Pourquoi les cyclistes grillent-ils les feux rouges ?

Dans cette rubrique CQFD (« Ce Qu’il Fallait Démontrer »), nous répondons à vos interrogations, voire à vos préjugés concernant la pratique du vélo ou du triathlon. Des questions simples, mais des réponses pas forcément si évidentes pour les novices ou pour ceux qui sont étrangers à notre milieu.

Comme tous les usagers, les cyclistes sont censés connaître et respecter le Code de la route, en commençant par s’arrêter aux feux rouges. Rares sont les cyclistes sportifs qui les respectent systématiquement. Voyons ce qu’ils risquent et pourquoi ils ne s’arrêtent pas.

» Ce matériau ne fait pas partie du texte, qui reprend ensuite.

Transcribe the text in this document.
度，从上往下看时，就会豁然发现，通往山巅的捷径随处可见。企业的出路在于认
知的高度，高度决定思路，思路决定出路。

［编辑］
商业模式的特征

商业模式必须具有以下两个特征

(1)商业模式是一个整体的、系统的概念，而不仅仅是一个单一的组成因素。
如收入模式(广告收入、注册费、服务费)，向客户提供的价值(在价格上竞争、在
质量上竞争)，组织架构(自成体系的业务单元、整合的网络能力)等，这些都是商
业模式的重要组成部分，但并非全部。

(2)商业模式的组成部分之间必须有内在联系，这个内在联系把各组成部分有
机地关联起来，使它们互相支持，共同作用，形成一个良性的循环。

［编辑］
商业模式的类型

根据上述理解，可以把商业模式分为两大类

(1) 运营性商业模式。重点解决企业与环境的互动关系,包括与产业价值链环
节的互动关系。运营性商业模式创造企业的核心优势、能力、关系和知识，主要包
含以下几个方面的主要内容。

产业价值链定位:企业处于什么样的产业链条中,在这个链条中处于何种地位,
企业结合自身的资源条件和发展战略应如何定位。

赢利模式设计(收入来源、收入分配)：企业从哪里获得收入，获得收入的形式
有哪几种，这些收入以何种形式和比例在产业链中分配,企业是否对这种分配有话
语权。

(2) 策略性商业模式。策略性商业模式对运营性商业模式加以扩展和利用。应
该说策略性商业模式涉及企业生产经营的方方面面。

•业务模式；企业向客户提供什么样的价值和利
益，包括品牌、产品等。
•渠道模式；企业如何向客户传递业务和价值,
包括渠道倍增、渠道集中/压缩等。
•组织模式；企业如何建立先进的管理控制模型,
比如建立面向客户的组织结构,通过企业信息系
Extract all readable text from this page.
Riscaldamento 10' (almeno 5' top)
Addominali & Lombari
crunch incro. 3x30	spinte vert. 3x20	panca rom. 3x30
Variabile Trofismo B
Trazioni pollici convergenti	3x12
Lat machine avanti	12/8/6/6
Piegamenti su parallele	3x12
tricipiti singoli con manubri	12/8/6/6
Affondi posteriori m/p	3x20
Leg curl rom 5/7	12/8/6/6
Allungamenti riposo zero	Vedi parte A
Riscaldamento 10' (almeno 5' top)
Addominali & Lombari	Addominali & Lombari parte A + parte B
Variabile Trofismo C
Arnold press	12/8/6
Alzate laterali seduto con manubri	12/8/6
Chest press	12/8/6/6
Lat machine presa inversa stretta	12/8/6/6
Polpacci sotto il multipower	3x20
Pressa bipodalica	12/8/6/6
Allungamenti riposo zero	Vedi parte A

Par Guillaume Judas – Photos : Pixabay.com, Flickr.com, 3bikes.fr

Parmi les mauvaises habitudes des cyclistes relevées par les autres usagers de la route, il y a le fait de griller les feux rouges. Comme si la signalisation et le Code de la route ne s’appliquaient qu’aux automobilistes. Or, du point de vue des adeptes du deux-roues, cette infraction est toujours moins grave que les queues de poisson ou le non respect des distances de sécurité par les conducteurs d’engins à moteur. Ceci s’explique par la sensation de danger et de vulnérabilité ressentie par les cyclistes sur la route, plus exposés par les attitudes des autres usagers en raison de l’absence de carrosserie, et aussi par le fait que comme nous le rappelions dans notre article précédent sur les cyclistes qui roulent à deux de front, si on peut fustiger à juste titre les incivilités et les infractions au Code de la route de certains cyclistes, nous n’avons encore jamais vu de vélo tuer un automobiliste derrière sa carrosserie.

Les règles du Code de la route s’appliquent évidemment aussi pour les panneaux Stop !

Il n’empêche, en grillant les feux, les cyclistes s’exposent encore davantage, et peuvent aussi être victimes d’un accident qu’ils auraient eux même provoqué. Force est de reconnaître pourtant que rares sont les pratiquants à vraiment prendre des risques volontairement, et s’ils s’accommodent à leur façon des règles, ils le font en pensant ne pas risquer grand-chose, du moins en termes de sécurité.

Évidemment, l’irrespect et le je m’en foutisme existent aussi parfois de ce côté-là malheureusement. 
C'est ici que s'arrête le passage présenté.